Come si può essere sempre ostinatamente poetici e far ridere?

Non solo Sorrentino e Schrader: oggi è anche la giornata di Roberto Benigni, insignito del Leone d'Oro alla carriera.
L'attore toscano, simbolo di un'espressività registica e attoriale tanto prorompente quanto sognante e giocosa, ha tenuto una masterclass durante la quale ha ripercorso, prima ancora dei grandi successi della propria carriera, le profonde suggestioni suscitate in lui dai grandi modelli del cinema comico. Animatore e mattatore instancabile, nonostante fosse chiamato a ricoprire il ruolo di protagonista indiscusso, Benigni ha preferito dedicare il proprio momento di gloria ad altri. O meglio, a tutti coloro che lo hanno accompagnato nell'arco di una carriera prolifica e fortunata e dai quali ha ricevuto preziosi stimoli e insegnamenti.

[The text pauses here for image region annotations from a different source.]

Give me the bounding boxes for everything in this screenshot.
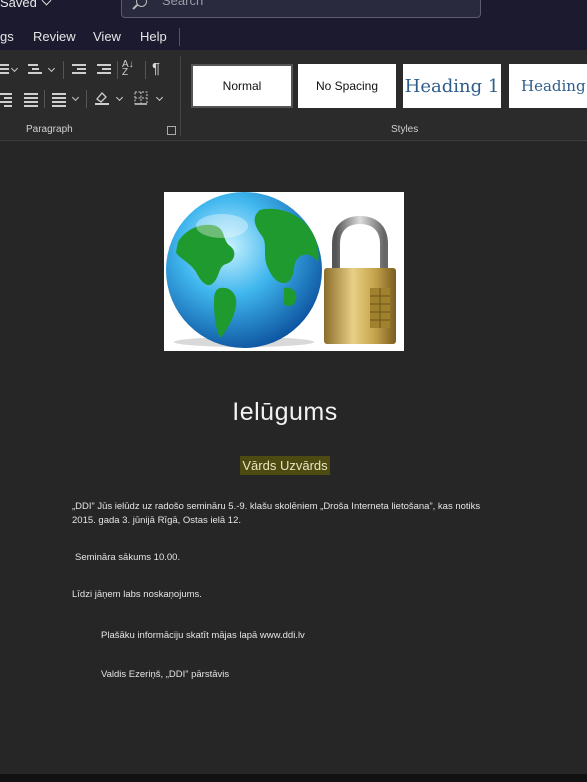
menu-divider bbox=[179, 28, 180, 46]
ribbon-divider bbox=[117, 61, 118, 79]
style-no-spacing-label: No Spacing bbox=[315, 79, 379, 93]
style-normal-label: Normal bbox=[222, 79, 262, 93]
more-info-paragraph: Plašāku informāciju skatīt mājas lapā ww… bbox=[101, 630, 305, 641]
style-heading-2-label: Heading bbox=[521, 77, 586, 95]
show-formatting-icon[interactable]: ¶ bbox=[152, 60, 160, 77]
style-heading-1-label: Heading 1 bbox=[404, 75, 500, 97]
bullets-icon[interactable] bbox=[0, 64, 9, 76]
globe-lock-image[interactable] bbox=[164, 192, 404, 351]
ribbon: A↓ Z ¶ Paragraph Normal No Spacing Headin… bbox=[0, 50, 587, 140]
document-title: Ielūgums bbox=[232, 398, 338, 426]
title-bar: Saved Search bbox=[0, 0, 587, 22]
style-no-spacing[interactable]: No Spacing bbox=[298, 64, 396, 108]
save-status[interactable]: Saved bbox=[0, 0, 52, 10]
chevron-down-icon[interactable] bbox=[71, 93, 80, 102]
seminar-start-paragraph: Semināra sākums 10.00. bbox=[75, 552, 181, 563]
dialog-launcher-icon[interactable] bbox=[167, 126, 176, 135]
decrease-indent-icon[interactable] bbox=[72, 64, 86, 76]
save-status-label: Saved bbox=[0, 0, 37, 10]
ribbon-divider bbox=[44, 90, 45, 108]
chevron-down-icon[interactable] bbox=[10, 64, 19, 73]
ribbon-group-divider bbox=[180, 56, 181, 136]
chevron-down-icon bbox=[41, 0, 52, 6]
tab-view[interactable]: View bbox=[93, 29, 121, 44]
tab-settings-partial[interactable]: gs bbox=[0, 29, 14, 44]
shading-icon[interactable] bbox=[94, 90, 110, 106]
chevron-down-icon[interactable] bbox=[155, 93, 164, 102]
ribbon-divider bbox=[86, 90, 87, 108]
borders-icon[interactable] bbox=[134, 91, 148, 105]
invitation-paragraph: „DDI” Jūs ielūdz uz radošo semināru 5.-9… bbox=[72, 501, 481, 526]
tab-review[interactable]: Review bbox=[33, 29, 76, 44]
paragraph-group-label: Paragraph bbox=[26, 124, 73, 135]
name-field: Vārds Uzvārds bbox=[0, 456, 570, 475]
tab-help[interactable]: Help bbox=[140, 29, 167, 44]
sort-icon[interactable]: A↓ Z bbox=[122, 60, 140, 78]
justify-icon[interactable] bbox=[24, 93, 38, 107]
style-normal[interactable]: Normal bbox=[191, 64, 293, 108]
chevron-down-icon[interactable] bbox=[47, 64, 56, 73]
line-spacing-icon[interactable] bbox=[52, 93, 66, 107]
search-placeholder: Search bbox=[162, 0, 204, 8]
increase-indent-icon[interactable] bbox=[97, 64, 111, 76]
multilevel-list-icon[interactable] bbox=[28, 64, 42, 76]
status-bar bbox=[0, 774, 587, 782]
style-heading-1[interactable]: Heading 1 bbox=[403, 64, 501, 108]
menu-bar: gs Review View Help bbox=[0, 22, 587, 50]
ribbon-divider bbox=[145, 61, 146, 79]
name-placeholder[interactable]: Vārds Uzvārds bbox=[240, 456, 330, 475]
mood-paragraph: Līdzi jāņem labs noskaņojums. bbox=[72, 589, 202, 600]
search-icon bbox=[136, 0, 147, 7]
align-right-icon[interactable] bbox=[0, 93, 12, 107]
style-heading-2[interactable]: Heading bbox=[509, 64, 587, 108]
search-input[interactable]: Search bbox=[121, 0, 481, 18]
chevron-down-icon[interactable] bbox=[115, 93, 124, 102]
styles-group-label: Styles bbox=[391, 124, 419, 135]
ribbon-divider bbox=[63, 61, 64, 79]
signature-paragraph: Valdis Ezeriņš, „DDI” pārstāvis bbox=[101, 669, 230, 680]
document-top-border bbox=[0, 140, 587, 141]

Incalzato da Gianni Canova, Benigni ha aperto le danze con un excursus dedicato a personaggi del calibro di Charlie Chaplin, Totò e Jacques Tati, maestri indiscussi e inimitabili al cospetto dei quali, servendosi di un vero e proprio flusso di coscienza artistica, si è posto come allievo piccolo piccolo e imparagonabile.
Recitare è un mistero. Non ha nulla a che vedere con l'imitazione.

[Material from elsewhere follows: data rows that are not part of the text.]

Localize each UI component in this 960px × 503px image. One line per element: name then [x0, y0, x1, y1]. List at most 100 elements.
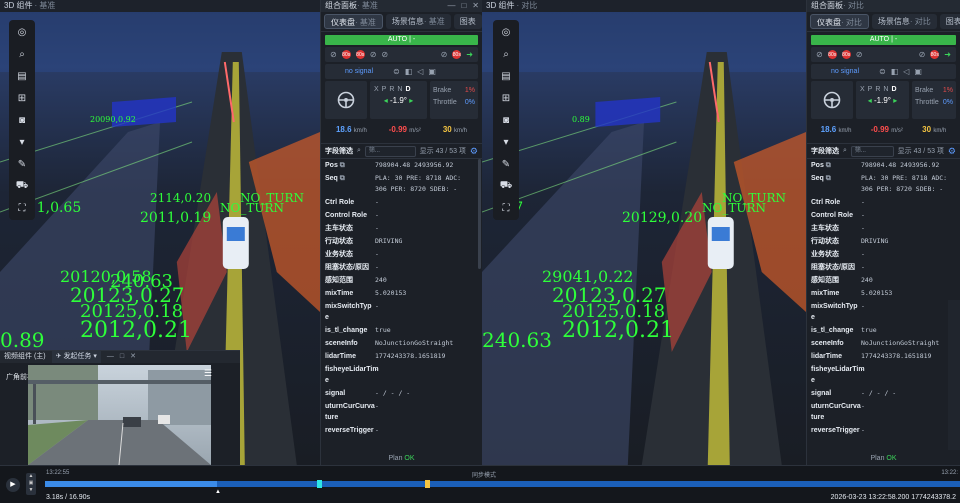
- left-panel-title: 组合面板: [325, 1, 357, 10]
- timeline-progress: [45, 481, 218, 487]
- field-key: Control Role: [811, 212, 853, 219]
- gear-selector: XPRND: [860, 86, 905, 93]
- marker-cyan[interactable]: [317, 480, 322, 488]
- field-row: 阻塞状态/原因 -: [811, 261, 956, 274]
- copy-icon[interactable]: ⧉: [824, 162, 831, 169]
- frame-icon[interactable]: ⛶: [13, 200, 31, 216]
- scrollbar[interactable]: [478, 159, 481, 269]
- document-icon[interactable]: ▤: [13, 68, 31, 84]
- tab-dashboard[interactable]: 仪表盘· 基准: [324, 14, 383, 29]
- field-value: -: [861, 263, 865, 271]
- field-key: 行动状态: [325, 238, 353, 245]
- playhead-icon[interactable]: ▲: [215, 489, 221, 495]
- speed-unit: km/h: [838, 127, 852, 134]
- cup-icon[interactable]: ▾: [13, 134, 31, 150]
- foglight-icon: ◧: [404, 67, 413, 76]
- field-value: true: [375, 326, 391, 334]
- copy-icon[interactable]: ⧉: [338, 175, 345, 182]
- filter-search-input[interactable]: 筛...: [850, 145, 894, 157]
- timeline-start: 13:22:55: [46, 470, 70, 476]
- settings-icon[interactable]: ⚙: [948, 146, 956, 157]
- side-dock[interactable]: [948, 300, 960, 450]
- filter-search-input[interactable]: 筛...: [364, 145, 416, 157]
- scene-label: 240.63: [110, 271, 173, 292]
- timeline-track[interactable]: ▲: [45, 480, 960, 495]
- copy-icon[interactable]: ⧉: [338, 162, 345, 169]
- left-view-header: 3D 组件 · 基准: [0, 0, 320, 12]
- minimize-icon[interactable]: —: [447, 0, 455, 12]
- ruler-icon[interactable]: ✎: [13, 156, 31, 172]
- field-row: fisheyeLidarTim e-: [811, 363, 956, 387]
- copy-icon[interactable]: ⧉: [824, 175, 831, 182]
- field-value: -: [861, 250, 865, 258]
- hazard-icon: ▣: [914, 67, 922, 76]
- play-button[interactable]: ▶: [6, 478, 20, 492]
- field-key: 感知范围: [811, 277, 839, 284]
- tab-scene-info-sub: · 基准: [423, 17, 445, 26]
- grid-icon[interactable]: ⊞: [13, 90, 31, 106]
- camera-icon[interactable]: ◙: [497, 112, 515, 128]
- sync-mode[interactable]: 同步模式: [472, 470, 496, 479]
- field-row: Seq ⧉ PLA: 30 PRE: 8718 ADC: 306 PER: 872…: [325, 172, 478, 196]
- settings-icon[interactable]: ⚙: [470, 146, 478, 157]
- search-icon[interactable]: ⌕: [13, 46, 31, 62]
- foglight-icon: ◧: [890, 67, 899, 76]
- speed-unit: km/h: [353, 127, 367, 134]
- limit-unit: km/h: [933, 127, 947, 134]
- scene-label: 0.89: [0, 328, 45, 352]
- left-view-title: 3D 组件: [4, 1, 33, 10]
- maximize-icon[interactable]: □: [461, 0, 466, 12]
- camera-icon[interactable]: ◙: [13, 112, 31, 128]
- target-icon[interactable]: ◎: [13, 24, 31, 40]
- vehicle-state: XPRND ◂ -1.9° ▸ Brake 1% Throttle 0%: [811, 81, 956, 119]
- accel-value: -0.99 m/s²: [389, 125, 421, 134]
- plan-status: Plan OK: [321, 455, 482, 462]
- cup-icon[interactable]: ▾: [497, 134, 515, 150]
- tab-dashboard[interactable]: 仪表盘· 对比: [810, 14, 869, 29]
- traffic-light-row: ⊘ 80s 80s ⊘ ⊘ ⊘ 80s ➜: [325, 47, 478, 62]
- maximize-icon[interactable]: □: [120, 351, 124, 363]
- blue-object: [595, 97, 661, 127]
- field-key: Seq ⧉: [811, 175, 831, 182]
- marker-yellow[interactable]: [425, 480, 430, 488]
- minimize-icon[interactable]: —: [107, 351, 114, 363]
- tab-scene-info[interactable]: 场景信息· 基准: [385, 14, 451, 29]
- close-icon[interactable]: ✕: [472, 0, 479, 12]
- document-icon[interactable]: ▤: [497, 68, 515, 84]
- scene-label: 29041,0.22: [542, 267, 634, 286]
- brake-label: Brake: [915, 87, 934, 94]
- field-row: lidarTime 1774243378.1651819: [811, 350, 956, 363]
- field-row: Ctrl Role -: [325, 196, 478, 209]
- tab-chart[interactable]: 图表: [939, 14, 960, 29]
- field-key: 阻塞状态/原因: [811, 264, 855, 271]
- field-key: 业务状态: [811, 251, 839, 258]
- menu-icon[interactable]: ☰: [204, 368, 212, 379]
- grid-icon[interactable]: ⊞: [497, 90, 515, 106]
- scene-label: 20125,0.18: [80, 301, 183, 322]
- field-value: -: [861, 302, 865, 310]
- car-icon[interactable]: ⛟: [497, 178, 515, 194]
- gear-box: XPRND ◂ -1.9° ▸: [370, 81, 427, 119]
- field-row: sceneInfo NoJunctionGoStraight: [325, 337, 478, 350]
- field-key: signal: [811, 390, 832, 397]
- close-icon[interactable]: ✕: [130, 351, 136, 363]
- vehicle-state: XPRND ◂ -1.9° ▸ Brake 1% Throttle 0%: [325, 81, 478, 119]
- field-row: mixSwitchTyp e-: [811, 300, 956, 324]
- car-icon[interactable]: ⛟: [13, 178, 31, 194]
- filter-title: 字段筛选: [811, 148, 839, 155]
- speed-control[interactable]: ▲ ▣ ▼: [26, 473, 36, 495]
- frame-icon[interactable]: ⛶: [497, 200, 515, 216]
- target-icon[interactable]: ◎: [497, 24, 515, 40]
- tab-scene-info[interactable]: 场景信息· 对比: [871, 14, 937, 29]
- field-row: reverseTrigger -: [325, 424, 478, 437]
- tab-chart[interactable]: 图表: [453, 14, 482, 29]
- field-key: Ctrl Role: [811, 199, 841, 206]
- throttle-label: Throttle: [433, 99, 457, 106]
- right-3d-scene[interactable]: 2012,0.21 20123,0.27 20125,0.18 29041,0.22 2…: [482, 12, 806, 465]
- left-combo-panel: 组合面板 · 基准 — □ ✕ 仪表盘· 基准 场景信息· 基准 图表 + AU…: [320, 0, 482, 465]
- search-icon[interactable]: ⌕: [497, 46, 515, 62]
- task-select[interactable]: ✈ 发起任务 ▾: [51, 351, 101, 363]
- ruler-icon[interactable]: ✎: [497, 156, 515, 172]
- field-key: fisheyeLidarTim e: [325, 366, 379, 384]
- field-row: Pos ⧉ 798904.48 2493956.92: [325, 159, 478, 172]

Tra racconti felliniani, manifesta ammirazione nei confronti di Pietro Germi e Luis Buñuel e ricordi di Giuseppe Bertolucci e Jim Jarmusch, registi ai quali deve «tutto», Roberto Benigni ha dedicato ampio spazio anche numerose riflessioni nei confronti del cinema come professione, come mestiere a suo dire spesso frainteso nelle sue implicazioni fisiche ed emotive. Fare cinema, racconta Benigni, è un lavoro che regala gioie impareggiabili, certo, ma che richiede anche costanti impegno, entusiasmo, ma soprattutto fatica: «Non mi piace quando, parlando di un film, gli attori e i registi affermano "Ci siamo divertiti un sacco". Fellini aveva paura e si sentiva morire ogni volta che realizzava un film».

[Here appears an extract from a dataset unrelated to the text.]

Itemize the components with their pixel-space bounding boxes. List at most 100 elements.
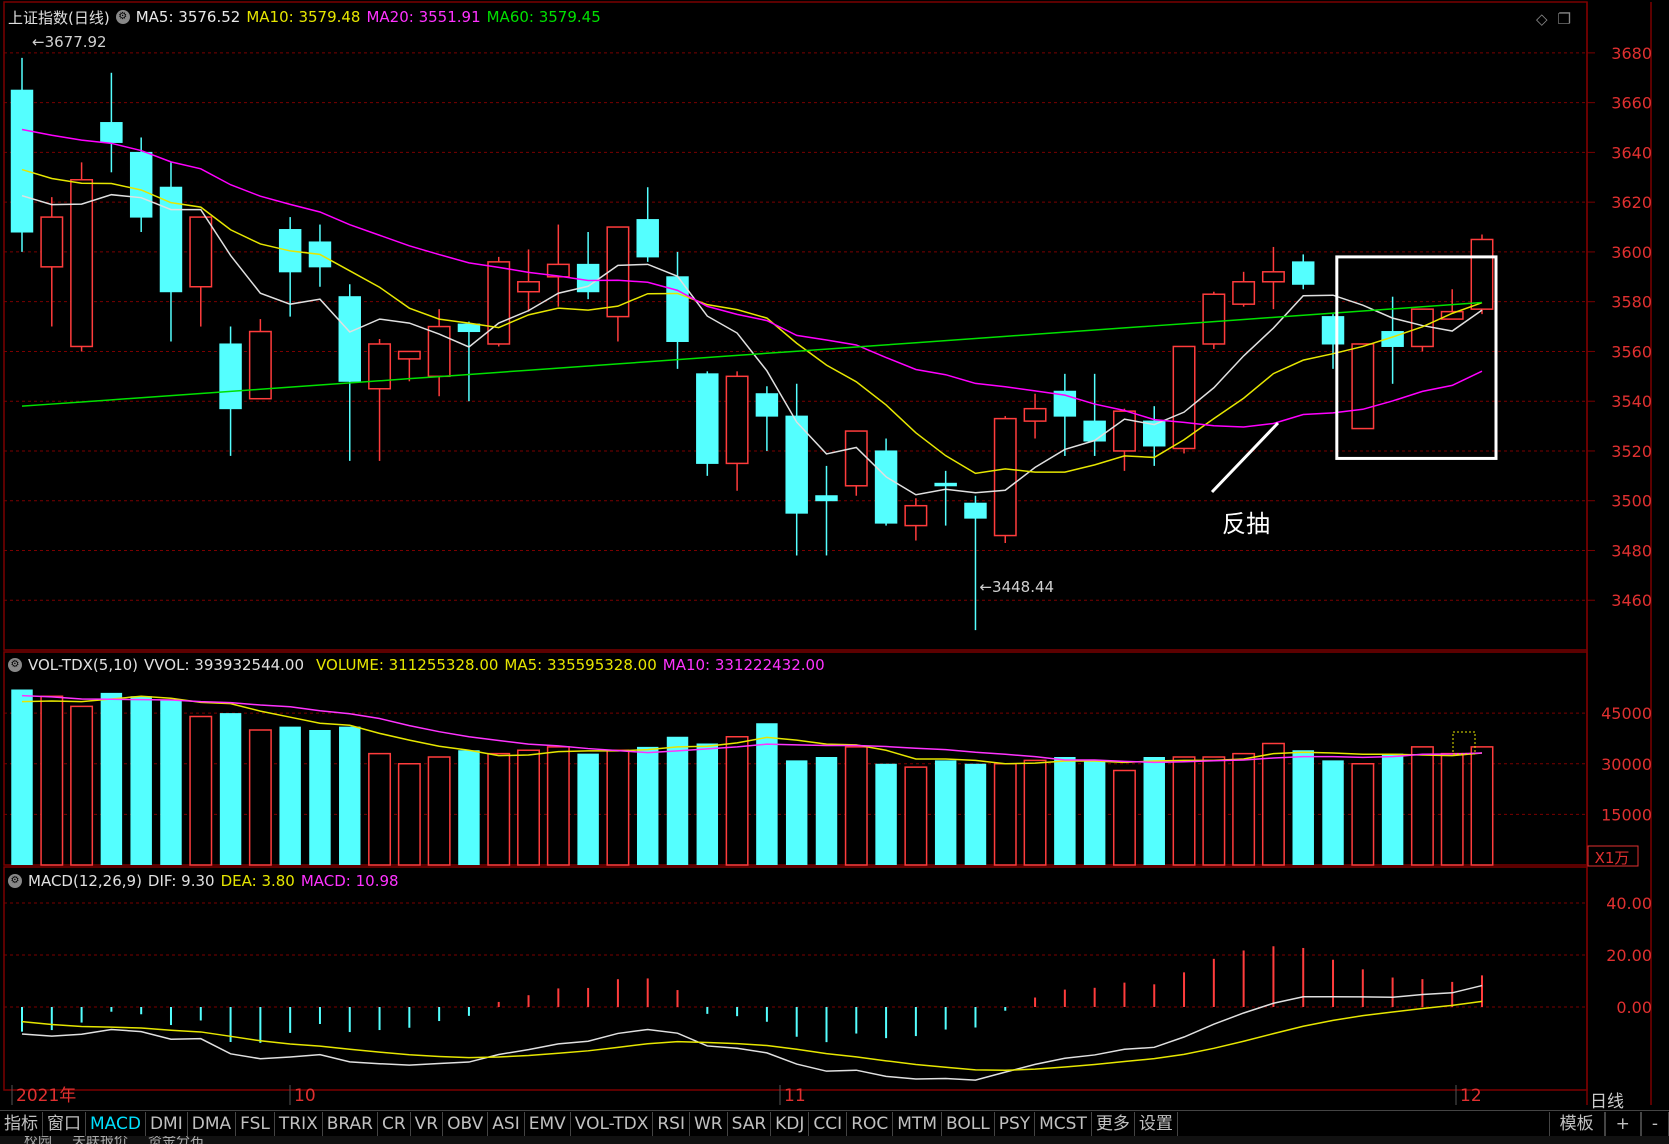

Mia madre diceva sempre: “Studia, Roberto, che l’istruzione è la cosa più importante della vita”.
Si sbagliava, la cosa più importante è il sentimento.

Fluviale e concitato (c'era forse da stupirsi?), Roberto Benigni ha regalato alla Mostra del Cinema un incontro denso di stimoli e riferimenti culturali, saltellando da Walt Whitman a Cervantes e passando, ovviamente, per l'amatissimo Dante, il cui linguaggio risuona costantemente nelle appassionate orazioni dell'attore toscano (eppure, se gli doveste chiedere in quale personaggio della Divina Commedia si identifichi di più, farebbe fatica a rispondere...).
Soprattutto, però, ha dato vita a un caloroso dialgo tra appassionati - giovani e non - condividendo con loro il proprio amore incondizionato per quella (talvolta salvifica) reale finzione che è il cinema.